In utero rise of total serum bilirubin (TSB) occurs if the rate of
fetal TSB production exceeds the rate of elimination by the maternal
circulation, as in Rh iso-immunization. Recent reports indicate that
impaired hepatic conjugation is a more important cause of neonatal
jaundice in G6PD deficiency, than hemolysis due to post-natal
oxidative stress(1,2). This raises the possibility of TSB rise
starting in utero in G6PD deficiency. Kaplan et al(3) reported
that the TSB levels in G6PD deficient neonates are higher within 3
hours of life compared to their healthy counterparts [2.9 ± 0.7 mg/dL
vs 2.6 ± 0.6 mg/dL (P <0.05)](3). They concluded that TSB rise among
G6PD deficient patients most likely starts in utero, but in the
absence of cord bilirubin data, this conclusion could not be accepted
with certainty.
To address this issue, we performed a case-matched
cohort study. Cord blood samples of babies >34 wks and >1800 g were
screened for G6PD deficiency(4), TSB and hematocrit (Hct).
Congenitally malformed babies, Rh isoimmunized babies, those exposed
to antenatal phenobarbital and whose parents refused consent were
excluded. To identify a difference in mean cord TSB of 0.3 mg/dL (SD
0.5 mg/dL with an a error of 5% and 90% power, we recruited 44 cases
and 88 controls, who were matched for gestation and birth weight (± 50
g). The cases were G6PD-deficient patients, and controls were randomly
selected from among the matched subjects available in the
non-deficient group. The prevalence of maternal diabetes, distribution
of maternal ABO blood groups, use of oxytocin in labour, mode of
delivery and Apgar score at 1 minute were similar in the cases and
controls (all P >0.05). The mean cord TSB of cases did not differ
significantly from controls [1.26 ± 0.8 mg/dL vs 1.18 ± 0.6 mg/dL
respectively, P = 0.52]. Cord Hct of cases was also similar to
controls [48.8 ± 9 vs 48.9 ± 6 respectively, P = 0.94]. Our study
negates the possibility raised by Kaplan, et al. that in G6PD
deficient neonates jaundice commences most likely in utero.
Srinivas Murki,
Sourabh Dutta,
Neonatal Unit, Department of Pediatrics,
Postgraduate Institute of Medical Education and Research,
Chandigarh 160 012, India.
E-mail:
[email protected]
1. Kaplan M, Muraca M , Hammerman C, Veleu MT,
Leiter C, Rudonsky B, et al. Bilirubin conjugation reflected
by conjugated bili- rubin fractions in glucose 6 phosphate
dehydrogenase deficient neonates. A determining factor in the
pathogenesis of hyperbilirubinemia. Pediatrics 1998; 102.
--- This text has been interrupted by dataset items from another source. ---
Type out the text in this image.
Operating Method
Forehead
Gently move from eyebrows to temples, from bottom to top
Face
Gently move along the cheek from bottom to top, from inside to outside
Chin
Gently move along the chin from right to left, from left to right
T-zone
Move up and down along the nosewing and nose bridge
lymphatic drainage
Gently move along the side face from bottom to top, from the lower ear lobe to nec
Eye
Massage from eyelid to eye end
2. Kaplan M, Renbaum P, Levi-Lahas E, Hammerman
C, Lahad A, Beutler E. Gilberts syndrome and glucose 6 phosphate
dehydrogenase deficiency. A dose dependent genetic interaction
crucial to neonatal hyperbilirubinemia. Proc Natl Acad Sci USA 1997;
94: 12128-12132.
3. Kaplan M, Algur N, Hammerman C. On- set of
jaundice in glucose 6 phosphate dehydrogenase deficient neonates.
Pediatrics 2001; 108: 956-959.
4. Gall JC, Brewer GJ, Dem RJ. Studies of glucose-6-phosphate
dehydrogenase activity of individual erythrocytes: the methemoglobin
elution test for identification of female heterozygotes for G6PD
deficiency. Am J Hum Gen 1965; 17: 359.